To me, there is no savoury kitchen aroma more inviting than that of onions being reduced. They're rich, sweet, gooey and golden. This Onion Tart leaves them pretty much unadulterated, protected only by a hard, crunchy case of pastry and resting on a cushion of slightly peppered egg. Delicious.


Pastry Case:
The pastry for this recipe is the standard oaty one I use for tarts and quiches. It can be found under a separate post, funnily enough called 'Oat Pastry'. For this particular recipe, I suggest using sesame seeds (rather than poppy seeds), for no reason other than that's the way I like it. Have a go and see.

Onion:
Chop 4 onions into rings and let them reduce on a low heat in olive oil for 15 minutes on the hob.
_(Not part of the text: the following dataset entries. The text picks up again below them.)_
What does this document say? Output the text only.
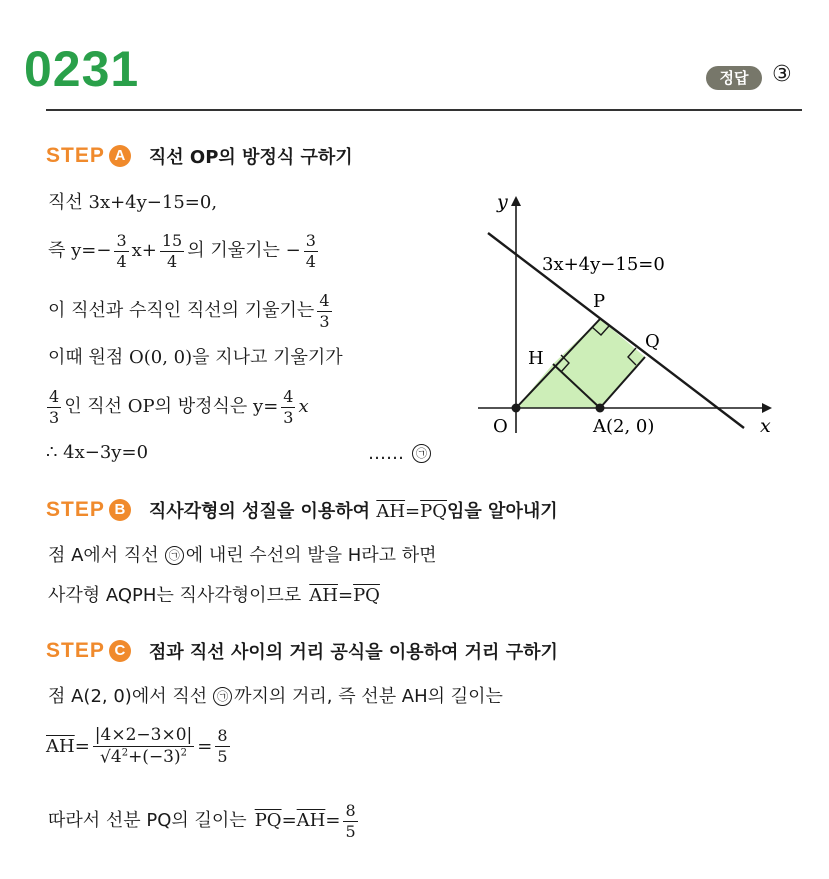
0231	정답	③
STEP A	직선 OP의 방정식 구하기
직선 3x+4y−15=0,
즉 $y=- \frac{3}{4} x+ \frac{15}{4}$ 의 기울기는 − $\frac{3}{4}$
이 직선과 수직인 직선의 기울기는 $\frac{4}{3}$
이때 원점 O(0, 0)을 지나고 기울기가
$\frac{4}{3}$ 인 직선 OP의 방정식은 $y= \frac{4}{3}$ x
∴ 4x−3y=0	……	㉠
y
x
3x+4y−15=0
P
Q
H
O	A(2, 0)
STEP B	직사각형의 성질을 이용하여 $\overline{AH}=\overline{PQ}$임을 알아내기
점 A에서 직선 ㉠ 에 내린 수선의 발을 H라고 하면
사각형 AQPH는 직사각형이므로 $\overline{AH} = \overline{PQ}$
STEP C	점과 직선 사이의 거리 공식을 이용하여 거리 구하기
점 A(2, 0)에서 직선 ㉠ 까지의 거리, 즉 선분 AH의 길이는
$\overline{AH} = \frac{|4\times 2-3\times 0|}{√4^2+(-3)^2} = \frac{8}{5}$
따라서 선분 PQ의 길이는 $\overline{PQ} = \overline{AH} = \frac{8}{5}$
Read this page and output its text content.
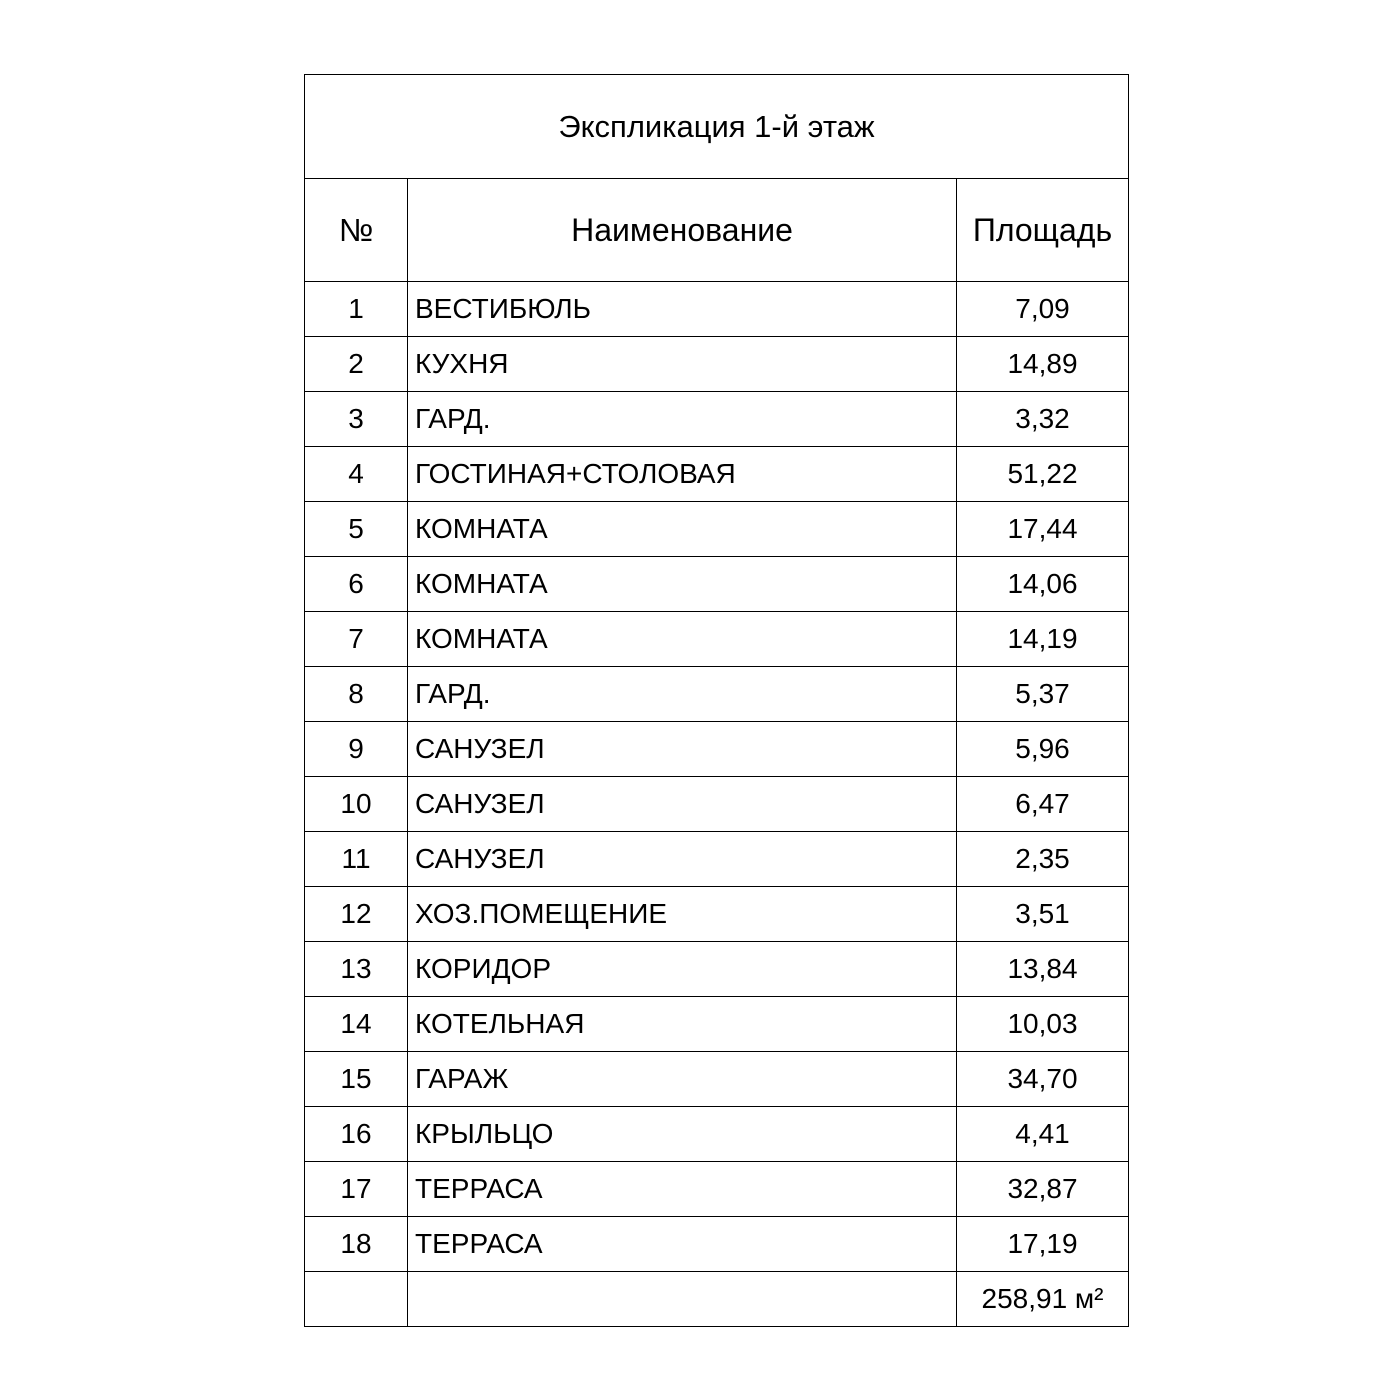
Экспликация 1-й этаж		
№	Наименование	Площадь
1	ВЕСТИБЮЛЬ	7,09
2	КУХНЯ	14,89
3	ГАРД.	3,32
4	ГОСТИНАЯ+СТОЛОВАЯ	51,22
5	КОМНАТА	17,44
6	КОМНАТА	14,06
7	КОМНАТА	14,19
8	ГАРД.	5,37
9	САНУЗЕЛ	5,96
10	САНУЗЕЛ	6,47
11	САНУЗЕЛ	2,35
12	ХОЗ.ПОМЕЩЕНИЕ	3,51
13	КОРИДОР	13,84
14	КОТЕЛЬНАЯ	10,03
15	ГАРАЖ	34,70
16	КРЫЛЬЦО	4,41
17	ТЕРРАСА	32,87
18	ТЕРРАСА	17,19
		258,91 м²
Add 1 tbsp of balsamic vinegar and 1 tbsp of soy sauce, mix together and cook at same low heat for another 5 minutes until any liquid remaining is like a thick sauce.

Egg Mixture:
Lightly whisk
  • 4 eggs
  • 100g goats/soya milk or yoghurt
  • salt and pepper to taste
  • a few drops of tabasco (optional)
Baking:
Reduce oven to 150 degrees and assemble the tarts: put the onions evenly across the cooled pastry base, cover with the egg mixture, and top off with a dash of nutmeg. Bake for 30-40 minutes (less for smaller pans) until the egg sets and then set on a rack to cool, before turning out and eating. Best served with a big juicy salad.